There are a few last-minute unknowables in what still looks like a GOP victory on Tuesday. But perhaps the biggest unknowable is still what this election is about. I made my own stab at an answer last week, and I recommend Ross Douthat’s musings on the same subject. But one thing that is hard to measure is the shift in political atmosphere this summer and fall. The news that has penetrated most deeply has all been about threats from the outside, threats that make anyone want to pull up the drawbridge against an invasive world. This is an emotional environment tailor-made for conservative success.
The Fox Media Industrial Complex has worked these stories with its usual assiduity, and combined, they pack a big punch. You have the flood of illegal immigrants – aka, desperate children seeking refuge from mass violence – at the border. You have Putin posturing around his near-abroad, reminding us of past dangers. You have the rise of the Islamic State in Iraq – an almost text-book case of images and memes likely to trigger atavism and paranoia. And then, like some last sign of the apocalypse, you have the Ebola virus – seeping onto our shores, and turning even the most mild-mannered folks into quarantine enthusiasts. That all of these threats seem temporarily checked or calmed or over-rated hasn’t penetrated the national frontal cortex. What’s still there is fear. Or rather, a series of issues that prompt disgust and revulsion at the other – which is an extremely potent weapon in an election season.

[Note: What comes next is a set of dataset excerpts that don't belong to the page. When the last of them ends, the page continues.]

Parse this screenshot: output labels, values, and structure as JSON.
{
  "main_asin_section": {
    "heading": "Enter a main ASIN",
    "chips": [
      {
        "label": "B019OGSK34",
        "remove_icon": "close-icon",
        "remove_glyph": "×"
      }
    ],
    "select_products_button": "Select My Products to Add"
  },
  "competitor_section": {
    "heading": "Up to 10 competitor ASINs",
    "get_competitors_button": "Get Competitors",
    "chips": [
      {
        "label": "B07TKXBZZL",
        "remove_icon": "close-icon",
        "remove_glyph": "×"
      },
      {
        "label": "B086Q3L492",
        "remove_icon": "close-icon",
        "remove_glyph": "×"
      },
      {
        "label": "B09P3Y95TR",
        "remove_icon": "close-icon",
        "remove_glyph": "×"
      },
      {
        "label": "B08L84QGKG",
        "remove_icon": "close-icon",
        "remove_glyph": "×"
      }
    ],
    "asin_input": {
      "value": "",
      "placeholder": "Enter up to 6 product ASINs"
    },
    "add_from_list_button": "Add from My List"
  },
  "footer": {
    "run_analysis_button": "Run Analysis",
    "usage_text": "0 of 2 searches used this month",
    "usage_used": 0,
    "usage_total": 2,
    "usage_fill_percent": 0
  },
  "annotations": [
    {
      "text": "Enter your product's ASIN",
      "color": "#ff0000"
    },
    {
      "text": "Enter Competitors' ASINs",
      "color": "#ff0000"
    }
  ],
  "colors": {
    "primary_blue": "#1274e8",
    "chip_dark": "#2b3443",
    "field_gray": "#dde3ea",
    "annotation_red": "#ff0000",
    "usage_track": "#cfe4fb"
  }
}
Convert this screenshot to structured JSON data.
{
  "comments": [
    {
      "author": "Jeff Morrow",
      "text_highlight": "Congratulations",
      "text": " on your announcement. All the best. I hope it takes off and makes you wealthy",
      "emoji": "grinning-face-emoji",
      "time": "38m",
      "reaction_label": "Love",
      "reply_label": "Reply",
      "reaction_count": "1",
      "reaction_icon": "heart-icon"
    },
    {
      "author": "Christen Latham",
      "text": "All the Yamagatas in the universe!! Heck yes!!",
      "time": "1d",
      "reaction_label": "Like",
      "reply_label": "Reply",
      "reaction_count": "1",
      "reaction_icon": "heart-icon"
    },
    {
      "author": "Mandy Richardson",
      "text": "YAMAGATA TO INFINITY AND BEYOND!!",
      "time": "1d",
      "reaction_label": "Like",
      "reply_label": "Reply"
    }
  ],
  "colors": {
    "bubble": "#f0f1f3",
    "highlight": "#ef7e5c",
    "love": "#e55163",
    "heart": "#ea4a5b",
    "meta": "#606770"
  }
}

And I’m not just blah blah blahing about this, while we all quietly scan the electoral polling data for the actual news. In a newly published study, neuroscientists found that they could predict people’s political leanings with surprising accuracy based on how their brains reacted to repulsive images:
In the experiment, subjects sat in a brain scanner while being shown a mix of images. Some of them were downright nasty, showing filth, rot, and decay. Others were neutral or pleasant — like landscape shots, or pictures of babies. The researchers noted the neural response to each. Afterward, the study subjects took a political survey that asked them about their thoughts on issues, such as having prayer in public schools and same-sex marriage legalization.
The researchers, led by Virginia Tech professor Read Montague, found that patterns of brain activity after viewing the gross images could be grouped together based on political leanings. In other words, conservatives reacted one way to the images (at least on a neurological level) and liberals reacted another way. When asked to rate the disgusting pictures, one group wasn’t more grossed out than the other. But the subconscious reactions varied enough for the researchers to tell conservatives and liberals apart.
Rick Nauert discusses the study with Montague in more detail:
Responses to disgusting images could predict, with 95 percent to 98 percent accuracy, how a person would answer questions on the political survey.
“The results suggest political ideologies are mapped onto established neural responses that may have served to protect our ancestors against environmental threats,” Montague said. Those neural responses could be passed down family lines — it’s likely that disgust reactions are inherited.
“We pursued this research because previous work in a twin registry showed that political ideology — literally the degree to which someone is liberal or conservative — was highly heritable, almost as heritable as height,” said Montague. “Conservatives tend to have more magnified responses to disgusting images, but scientists don’t know exactly why,” Montague said. Investigators believe the responses could be a callback to the deep, adverse reactions primitive ancestors needed to avoid contamination and disease.
Judis is skeptical of this sort of research:
Academics in the social sciences are always on the look out for ways in which they can ground their squishy subjective speculations in the hard terrain of science. The more mathematical symbols and complicated flow-charts or arcane graphs a journal article contains the better. Even literature professors have looked toward obscurantist continental philosophers to turn novels and poems into “texts” that can be analyzed and charted. Twentieth century philosophy is littered with attempts to reduce language to mathematic formulations. The drive to reduce human behavior to neurons and genes is only the latest expression of this drive to turn social scientists into real scientists.
Jon Green pushes back on Judis:
Long story short, research into how political attitudes and behaviors are affected by our biology — especially our genes — is very new and very clunky, but that doesn’t mean we should ignore it. Judis is right to be skeptical, but it isn’t fair for him to be as dismissive as he is.
I too see the new knowledge of our genetics an important addition to our understanding of the world, including politics. They cannot replace all the other tools of analysis we have – history, ideology, demography, and human agency. But they can supplement them, and tell us, as in this election, a little more about what we already kind of know.